The photos suggest a seasonal pattern of lion activity over the last two years, Hebert said, with more visits occurring during the dry months from May to September.
"One of the very encouraging things about all of the mountain lion pictures is that we know that we essentially have an intact ecosystem with the top predator actively killing deer," Hebert said. "We weren't always sure that was the case."
An upsurge in mountain lion photos last spring led the Jasper Ridge advisory committee to recommend a review of preserve policy. In June 2010, Jasper Ridge staff invited a group of Stanford students to serve as academic consultants on the review.
The students were part of the Rising Environmental Leaders Network, a pilot project of Stanford's Woods Institute for the Environment designed to give postdoctoral scholars and graduate students an opportunity to participate in a real-world consulting experience. The project was modeled after the Woods Institute's Leopold Leadership Program.
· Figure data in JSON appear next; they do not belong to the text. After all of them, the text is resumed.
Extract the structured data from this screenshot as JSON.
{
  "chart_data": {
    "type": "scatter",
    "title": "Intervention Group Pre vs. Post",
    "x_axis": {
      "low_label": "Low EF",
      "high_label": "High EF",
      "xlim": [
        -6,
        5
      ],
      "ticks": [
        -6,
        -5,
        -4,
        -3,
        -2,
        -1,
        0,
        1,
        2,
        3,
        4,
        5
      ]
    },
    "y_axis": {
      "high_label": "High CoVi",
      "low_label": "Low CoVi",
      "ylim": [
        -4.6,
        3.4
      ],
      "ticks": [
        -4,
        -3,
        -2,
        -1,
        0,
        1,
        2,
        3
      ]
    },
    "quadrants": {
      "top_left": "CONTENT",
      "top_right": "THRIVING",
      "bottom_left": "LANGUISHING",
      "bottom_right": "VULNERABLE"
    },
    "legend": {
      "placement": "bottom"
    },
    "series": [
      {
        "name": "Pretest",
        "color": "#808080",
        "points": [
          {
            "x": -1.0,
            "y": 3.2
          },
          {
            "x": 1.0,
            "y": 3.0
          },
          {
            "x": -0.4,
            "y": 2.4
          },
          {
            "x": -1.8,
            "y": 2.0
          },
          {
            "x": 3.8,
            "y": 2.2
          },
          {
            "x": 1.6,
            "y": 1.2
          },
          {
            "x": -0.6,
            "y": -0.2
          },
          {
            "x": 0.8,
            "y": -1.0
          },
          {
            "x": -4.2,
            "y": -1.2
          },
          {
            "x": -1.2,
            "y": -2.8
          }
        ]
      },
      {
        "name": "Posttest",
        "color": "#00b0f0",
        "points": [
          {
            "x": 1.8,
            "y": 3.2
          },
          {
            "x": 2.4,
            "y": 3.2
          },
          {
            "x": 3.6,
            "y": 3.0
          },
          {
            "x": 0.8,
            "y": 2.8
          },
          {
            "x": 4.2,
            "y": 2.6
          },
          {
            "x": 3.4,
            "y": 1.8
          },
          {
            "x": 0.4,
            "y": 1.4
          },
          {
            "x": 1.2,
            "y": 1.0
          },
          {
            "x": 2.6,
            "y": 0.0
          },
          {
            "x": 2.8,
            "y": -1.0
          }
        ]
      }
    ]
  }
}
Nicole Ardoin, a member of the Jasper Ridge advisory committee, served as the faculty leader.
"This was a test case -- an opportunity to engage faculty, postdocs and graduate students in project-based learning with a risk assessment/management component," said Ardoin, an assistant professor of education and center fellow at the Woods Institute.
The consulting team consisted of five students from different academic disciplines: graduate student Lena Perkins (mechanical engineering) and postdocs Kye Epps (soil science), Steve Litvin (marine ecology), Scott Loarie (landscape ecology) and Mike Papenfus (economics). The students were asked to assess the risk of a human-lion encounter in Jasper Ridge and to explore new opportunities for mountain lion research and conservation in and around the preserve.
In July 2011, after analyzing the photographic data and conferring with experts, the student team submitted its findings and recommendations to the Jasper Ridge advisory council. The report concluded that mountain lions are probably roaming the preserve about 24 percent of the time, but that "there are likely at most only one male, one female and possibly several cubs whose territory includes the preserve."
An adult male lion can weigh 200 pounds and stretch 9 feet from the nose to the tip of the tail. Despite the mountain lions' size and remarkable hunting prowess, humans have little to fear: "Based on historical statewide data, the annual risk of being attacked by a mountain lion in Jasper Ridge is 1 in 10 million," the authors wrote.
"We humans present a greater risk to mountain lions than mountain lions present to us," added Epps, a co-author of the report, which is now available online.